At a university hospital between January 2008 and July 2015, women with singleton pregnancies and GHTN or PE without severe features diagnosed prior to 34 0/7 weeks had demographic and obstetric factors retrospectively collected to determine if those factors influence progression to preeclampsia with severe features.

RESULTS:

63 women developed GHTN or PE without severe features less than 34 weeks. 38 women remained without severe features (60.3%), and 25 progressed to PE with severe features (39.7%). There was no difference in age, race, or gestational age at diagnosis or delivery. Smoking (OR 4.7, 95% CI 1.08 to 20.22) and a history of preeclampsia (OR 5.7, 95% CI 1.04 to 30.93) were associated with higher odds of developing severe features. IUGR was associated with a lower risk of progressing to severe features (OR 0.1, 95% CI 0.01 to 0.85). All IUGR patients were delivered for abnormal antenatal testing.
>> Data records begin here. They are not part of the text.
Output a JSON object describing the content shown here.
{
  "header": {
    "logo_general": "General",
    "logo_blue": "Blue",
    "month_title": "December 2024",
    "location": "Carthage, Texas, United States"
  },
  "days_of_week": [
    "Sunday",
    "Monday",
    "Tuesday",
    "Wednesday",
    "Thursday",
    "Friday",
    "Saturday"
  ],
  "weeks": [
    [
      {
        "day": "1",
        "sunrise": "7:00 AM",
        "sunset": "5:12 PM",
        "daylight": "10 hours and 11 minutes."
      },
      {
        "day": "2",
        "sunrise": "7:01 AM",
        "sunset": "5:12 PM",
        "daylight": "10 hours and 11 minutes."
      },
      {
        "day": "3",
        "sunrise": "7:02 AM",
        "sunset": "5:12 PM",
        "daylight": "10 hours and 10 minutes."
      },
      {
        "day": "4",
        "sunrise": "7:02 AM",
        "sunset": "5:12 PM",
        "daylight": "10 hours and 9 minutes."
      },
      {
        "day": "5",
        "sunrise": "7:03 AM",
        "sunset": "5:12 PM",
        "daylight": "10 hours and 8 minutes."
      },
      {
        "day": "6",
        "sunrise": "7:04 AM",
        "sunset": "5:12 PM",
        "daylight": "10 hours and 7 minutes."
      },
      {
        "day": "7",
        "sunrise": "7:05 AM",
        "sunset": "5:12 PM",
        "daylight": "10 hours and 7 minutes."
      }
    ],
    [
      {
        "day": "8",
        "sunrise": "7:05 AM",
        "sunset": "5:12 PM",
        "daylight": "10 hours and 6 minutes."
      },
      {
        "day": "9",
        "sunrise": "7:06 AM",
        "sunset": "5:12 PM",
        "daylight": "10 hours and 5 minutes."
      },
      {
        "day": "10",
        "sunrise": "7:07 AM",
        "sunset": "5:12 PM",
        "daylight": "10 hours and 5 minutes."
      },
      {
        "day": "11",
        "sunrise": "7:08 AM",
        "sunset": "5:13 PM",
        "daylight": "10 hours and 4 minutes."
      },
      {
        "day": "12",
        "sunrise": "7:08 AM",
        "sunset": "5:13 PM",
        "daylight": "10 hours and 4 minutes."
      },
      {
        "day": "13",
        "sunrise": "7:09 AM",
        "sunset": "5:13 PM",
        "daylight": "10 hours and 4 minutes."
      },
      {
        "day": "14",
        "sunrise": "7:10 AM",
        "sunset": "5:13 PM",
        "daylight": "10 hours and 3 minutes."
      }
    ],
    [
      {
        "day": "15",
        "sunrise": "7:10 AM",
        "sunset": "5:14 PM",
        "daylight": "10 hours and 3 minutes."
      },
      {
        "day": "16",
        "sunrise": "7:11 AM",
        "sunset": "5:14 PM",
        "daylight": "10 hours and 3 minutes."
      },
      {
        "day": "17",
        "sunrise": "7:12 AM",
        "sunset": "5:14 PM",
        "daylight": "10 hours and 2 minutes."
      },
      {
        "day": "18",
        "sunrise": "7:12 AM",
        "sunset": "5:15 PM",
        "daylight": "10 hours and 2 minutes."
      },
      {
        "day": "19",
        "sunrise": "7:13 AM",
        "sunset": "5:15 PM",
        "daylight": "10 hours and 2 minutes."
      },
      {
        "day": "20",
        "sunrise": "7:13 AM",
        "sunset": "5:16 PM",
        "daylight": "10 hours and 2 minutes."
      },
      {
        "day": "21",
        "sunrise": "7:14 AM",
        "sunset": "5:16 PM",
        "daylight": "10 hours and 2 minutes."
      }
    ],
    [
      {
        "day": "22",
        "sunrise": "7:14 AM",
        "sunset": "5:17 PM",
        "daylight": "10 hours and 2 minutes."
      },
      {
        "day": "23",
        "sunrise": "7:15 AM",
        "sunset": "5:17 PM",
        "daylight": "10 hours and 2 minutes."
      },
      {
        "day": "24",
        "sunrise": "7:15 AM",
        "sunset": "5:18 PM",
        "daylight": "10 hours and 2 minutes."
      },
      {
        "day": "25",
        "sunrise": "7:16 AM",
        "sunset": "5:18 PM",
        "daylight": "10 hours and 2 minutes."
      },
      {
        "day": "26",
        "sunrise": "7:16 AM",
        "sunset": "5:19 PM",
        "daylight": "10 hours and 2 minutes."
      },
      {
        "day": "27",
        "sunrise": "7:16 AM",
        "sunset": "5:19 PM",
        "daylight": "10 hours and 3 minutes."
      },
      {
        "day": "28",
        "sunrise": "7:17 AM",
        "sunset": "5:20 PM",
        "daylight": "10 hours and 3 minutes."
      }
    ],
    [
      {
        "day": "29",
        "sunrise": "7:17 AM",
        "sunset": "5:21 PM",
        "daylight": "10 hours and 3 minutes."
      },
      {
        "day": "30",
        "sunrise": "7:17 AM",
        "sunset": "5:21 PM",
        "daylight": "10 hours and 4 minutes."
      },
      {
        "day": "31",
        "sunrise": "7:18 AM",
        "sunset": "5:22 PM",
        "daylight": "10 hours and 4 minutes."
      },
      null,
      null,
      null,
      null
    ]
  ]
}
Women who developed severe features had lower parity (P=.03) than those without severe features.

CONCLUSION:

Smoking and history of preeclampsia may be predictors of progression to PE with severe features in women who develop preterm GHTN or PE without severe features. IUGR is associated with lower odds of progression to severe features, likely secondary to earlier delivery for fetal indications.